In this paper we outline two novel scoring methods for learning Bayesian networks in the presence of both continuous and
discrete variables, that is, mixed variables. While much work has been done in the domain of automated Bayesian network
learning, few studies have investigated this task in the presence of both continuous and discrete variables while focusing on
scalability. Our goal is to provide two novel and scalable scoring functions capable of handling mixed variables. The first
method, the Conditional Gaussian (CG) score, provides a highly efficient option. The second method, the Mixed Variable
Polynomial (MVP) score, allows for a wider range of modeled relationships, including nonlinearity, but it is slower than CG.
Both methods calculate log likelihood and degrees of freedom terms, which are incorporated into a Bayesian Information
Criterion (BIC) score.

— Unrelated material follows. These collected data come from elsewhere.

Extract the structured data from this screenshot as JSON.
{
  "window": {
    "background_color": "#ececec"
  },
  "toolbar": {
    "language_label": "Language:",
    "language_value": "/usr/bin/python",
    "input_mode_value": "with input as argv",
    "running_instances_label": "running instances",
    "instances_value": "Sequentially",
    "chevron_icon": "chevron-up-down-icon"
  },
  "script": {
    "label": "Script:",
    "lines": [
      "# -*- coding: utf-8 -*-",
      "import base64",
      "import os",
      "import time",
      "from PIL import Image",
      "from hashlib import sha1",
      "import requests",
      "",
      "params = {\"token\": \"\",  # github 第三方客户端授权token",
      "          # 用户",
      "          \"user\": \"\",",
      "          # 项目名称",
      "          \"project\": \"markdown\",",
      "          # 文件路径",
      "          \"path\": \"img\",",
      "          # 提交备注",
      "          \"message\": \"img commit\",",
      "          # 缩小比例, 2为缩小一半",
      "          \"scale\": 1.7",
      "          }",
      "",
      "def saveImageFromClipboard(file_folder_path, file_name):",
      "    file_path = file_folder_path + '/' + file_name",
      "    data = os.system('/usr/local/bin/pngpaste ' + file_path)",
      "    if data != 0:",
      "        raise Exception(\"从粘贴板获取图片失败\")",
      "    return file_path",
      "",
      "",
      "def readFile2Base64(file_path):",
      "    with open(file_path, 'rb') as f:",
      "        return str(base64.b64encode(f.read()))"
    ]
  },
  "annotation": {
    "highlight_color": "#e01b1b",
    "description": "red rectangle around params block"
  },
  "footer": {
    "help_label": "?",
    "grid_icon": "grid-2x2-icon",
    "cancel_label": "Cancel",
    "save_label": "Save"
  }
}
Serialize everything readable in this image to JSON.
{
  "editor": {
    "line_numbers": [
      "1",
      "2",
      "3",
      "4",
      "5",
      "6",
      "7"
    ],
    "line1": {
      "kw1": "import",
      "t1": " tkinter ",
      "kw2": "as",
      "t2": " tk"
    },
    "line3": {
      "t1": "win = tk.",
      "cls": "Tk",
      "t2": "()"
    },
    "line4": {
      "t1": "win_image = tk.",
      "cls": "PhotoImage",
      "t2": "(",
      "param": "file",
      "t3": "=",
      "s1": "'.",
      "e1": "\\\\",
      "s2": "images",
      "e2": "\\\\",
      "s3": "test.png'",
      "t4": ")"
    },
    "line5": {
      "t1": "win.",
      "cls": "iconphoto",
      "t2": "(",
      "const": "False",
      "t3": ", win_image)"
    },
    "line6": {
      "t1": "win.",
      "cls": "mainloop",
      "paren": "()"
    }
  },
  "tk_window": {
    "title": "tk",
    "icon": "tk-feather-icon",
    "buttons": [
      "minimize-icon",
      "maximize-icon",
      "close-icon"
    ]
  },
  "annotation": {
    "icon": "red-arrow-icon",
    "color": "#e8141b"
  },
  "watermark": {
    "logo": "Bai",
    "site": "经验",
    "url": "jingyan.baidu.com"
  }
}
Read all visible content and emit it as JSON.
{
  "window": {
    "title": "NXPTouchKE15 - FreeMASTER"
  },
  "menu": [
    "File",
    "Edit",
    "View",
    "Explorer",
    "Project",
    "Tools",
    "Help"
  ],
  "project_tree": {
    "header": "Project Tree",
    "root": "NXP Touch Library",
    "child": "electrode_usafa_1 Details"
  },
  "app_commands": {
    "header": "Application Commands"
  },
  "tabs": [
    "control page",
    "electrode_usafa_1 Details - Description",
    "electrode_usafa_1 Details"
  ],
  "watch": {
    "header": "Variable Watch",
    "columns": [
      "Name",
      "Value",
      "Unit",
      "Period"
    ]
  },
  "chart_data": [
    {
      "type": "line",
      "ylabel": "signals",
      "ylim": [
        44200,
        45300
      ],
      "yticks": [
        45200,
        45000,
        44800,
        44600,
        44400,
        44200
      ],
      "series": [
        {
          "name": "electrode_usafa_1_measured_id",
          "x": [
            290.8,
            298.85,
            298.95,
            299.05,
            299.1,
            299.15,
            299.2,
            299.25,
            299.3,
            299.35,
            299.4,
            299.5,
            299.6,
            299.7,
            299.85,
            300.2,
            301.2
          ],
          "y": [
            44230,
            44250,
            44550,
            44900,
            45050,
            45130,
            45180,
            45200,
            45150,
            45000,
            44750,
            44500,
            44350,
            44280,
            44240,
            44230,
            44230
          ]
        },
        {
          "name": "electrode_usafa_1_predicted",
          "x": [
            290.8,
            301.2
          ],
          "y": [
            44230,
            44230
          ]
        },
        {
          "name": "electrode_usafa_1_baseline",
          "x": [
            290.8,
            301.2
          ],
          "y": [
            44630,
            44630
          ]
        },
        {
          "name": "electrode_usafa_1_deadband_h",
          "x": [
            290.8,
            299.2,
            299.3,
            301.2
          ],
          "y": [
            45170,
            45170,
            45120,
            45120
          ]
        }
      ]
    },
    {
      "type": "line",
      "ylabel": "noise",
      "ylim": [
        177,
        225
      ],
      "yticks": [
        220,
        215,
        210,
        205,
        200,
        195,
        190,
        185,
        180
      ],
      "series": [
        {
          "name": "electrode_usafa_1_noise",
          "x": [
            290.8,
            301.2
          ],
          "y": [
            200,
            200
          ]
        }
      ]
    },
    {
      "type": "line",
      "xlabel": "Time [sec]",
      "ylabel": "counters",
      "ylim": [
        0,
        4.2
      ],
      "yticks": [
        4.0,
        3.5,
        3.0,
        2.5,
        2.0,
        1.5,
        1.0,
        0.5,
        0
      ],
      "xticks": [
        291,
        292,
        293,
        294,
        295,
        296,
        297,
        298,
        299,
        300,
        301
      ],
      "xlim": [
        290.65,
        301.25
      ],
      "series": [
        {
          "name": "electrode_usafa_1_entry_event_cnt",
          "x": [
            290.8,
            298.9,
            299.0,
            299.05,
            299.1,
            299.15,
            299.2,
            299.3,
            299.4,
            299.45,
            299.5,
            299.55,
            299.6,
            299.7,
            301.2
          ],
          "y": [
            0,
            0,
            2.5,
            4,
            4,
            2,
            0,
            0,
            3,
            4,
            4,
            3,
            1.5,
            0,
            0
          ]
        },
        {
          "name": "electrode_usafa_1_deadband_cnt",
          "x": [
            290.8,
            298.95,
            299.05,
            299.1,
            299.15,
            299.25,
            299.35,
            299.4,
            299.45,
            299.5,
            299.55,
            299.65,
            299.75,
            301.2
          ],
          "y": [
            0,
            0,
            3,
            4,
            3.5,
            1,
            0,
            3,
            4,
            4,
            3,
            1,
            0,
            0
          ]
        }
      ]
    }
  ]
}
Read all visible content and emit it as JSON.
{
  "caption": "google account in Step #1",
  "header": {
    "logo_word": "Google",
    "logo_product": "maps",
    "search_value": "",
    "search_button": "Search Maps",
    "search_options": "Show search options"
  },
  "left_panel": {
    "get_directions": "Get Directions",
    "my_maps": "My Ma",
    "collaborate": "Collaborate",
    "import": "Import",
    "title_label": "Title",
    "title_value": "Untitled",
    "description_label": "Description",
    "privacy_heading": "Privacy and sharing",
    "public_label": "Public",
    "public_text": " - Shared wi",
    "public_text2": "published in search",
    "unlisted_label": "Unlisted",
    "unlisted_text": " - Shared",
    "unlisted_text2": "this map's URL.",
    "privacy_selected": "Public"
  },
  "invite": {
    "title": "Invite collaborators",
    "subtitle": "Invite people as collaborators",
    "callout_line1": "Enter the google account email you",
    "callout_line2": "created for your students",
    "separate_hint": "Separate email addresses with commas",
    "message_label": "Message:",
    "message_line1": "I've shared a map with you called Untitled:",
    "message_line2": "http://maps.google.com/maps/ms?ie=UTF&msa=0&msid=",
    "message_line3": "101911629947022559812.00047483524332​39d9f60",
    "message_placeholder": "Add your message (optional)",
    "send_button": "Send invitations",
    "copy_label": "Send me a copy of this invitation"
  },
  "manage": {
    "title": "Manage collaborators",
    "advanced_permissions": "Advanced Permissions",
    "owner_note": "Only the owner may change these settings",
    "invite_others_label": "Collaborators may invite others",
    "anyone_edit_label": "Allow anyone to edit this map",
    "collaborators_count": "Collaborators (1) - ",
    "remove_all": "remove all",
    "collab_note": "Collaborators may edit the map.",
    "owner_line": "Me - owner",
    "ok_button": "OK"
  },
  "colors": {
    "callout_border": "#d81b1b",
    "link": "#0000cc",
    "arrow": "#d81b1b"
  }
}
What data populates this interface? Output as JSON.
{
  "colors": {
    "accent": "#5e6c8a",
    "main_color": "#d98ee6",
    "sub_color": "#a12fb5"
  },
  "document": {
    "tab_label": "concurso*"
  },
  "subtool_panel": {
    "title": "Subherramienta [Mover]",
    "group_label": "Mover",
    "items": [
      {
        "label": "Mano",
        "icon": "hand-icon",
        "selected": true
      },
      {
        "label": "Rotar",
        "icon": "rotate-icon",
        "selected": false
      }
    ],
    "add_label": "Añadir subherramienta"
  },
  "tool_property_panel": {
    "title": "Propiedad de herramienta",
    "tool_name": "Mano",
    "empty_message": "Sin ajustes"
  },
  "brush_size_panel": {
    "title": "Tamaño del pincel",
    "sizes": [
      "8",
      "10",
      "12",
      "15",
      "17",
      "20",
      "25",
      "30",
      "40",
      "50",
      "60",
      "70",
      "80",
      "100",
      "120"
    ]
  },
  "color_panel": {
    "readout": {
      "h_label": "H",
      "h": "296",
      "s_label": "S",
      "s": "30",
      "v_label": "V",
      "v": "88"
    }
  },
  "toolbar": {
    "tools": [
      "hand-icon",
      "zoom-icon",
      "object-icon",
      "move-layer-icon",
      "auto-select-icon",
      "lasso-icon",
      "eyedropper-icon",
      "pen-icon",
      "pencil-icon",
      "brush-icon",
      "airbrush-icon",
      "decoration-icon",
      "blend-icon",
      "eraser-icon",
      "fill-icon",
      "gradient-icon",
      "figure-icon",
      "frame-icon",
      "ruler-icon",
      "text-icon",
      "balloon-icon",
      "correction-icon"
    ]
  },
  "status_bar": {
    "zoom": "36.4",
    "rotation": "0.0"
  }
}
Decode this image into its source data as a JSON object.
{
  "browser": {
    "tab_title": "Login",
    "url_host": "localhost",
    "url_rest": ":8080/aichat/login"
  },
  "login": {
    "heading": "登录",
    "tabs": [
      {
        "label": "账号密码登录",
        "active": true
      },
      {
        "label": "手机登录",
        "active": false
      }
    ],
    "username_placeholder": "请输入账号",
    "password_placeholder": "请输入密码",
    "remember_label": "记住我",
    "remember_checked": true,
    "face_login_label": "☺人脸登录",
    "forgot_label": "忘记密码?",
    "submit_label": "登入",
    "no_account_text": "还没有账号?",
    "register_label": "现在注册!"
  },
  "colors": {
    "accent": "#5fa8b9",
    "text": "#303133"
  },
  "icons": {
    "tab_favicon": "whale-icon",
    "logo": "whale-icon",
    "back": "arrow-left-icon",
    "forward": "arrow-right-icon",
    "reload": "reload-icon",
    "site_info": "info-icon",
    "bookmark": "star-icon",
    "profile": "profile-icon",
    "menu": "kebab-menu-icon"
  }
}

Additionally, we introduce a structure prior for efficient learning of large networks and a simplification
in scoring the discrete case which performs well empirically.While the core of this work focuses on applications in the search
and score paradigm, we also show how the introduced scoring functions may be readily adapted as conditional independence
tests for constraint-based Bayesian network learning algorithms. Lastly, we describe ways to simulate networks of mixed
variable types and evaluate our proposed methods on such simulations.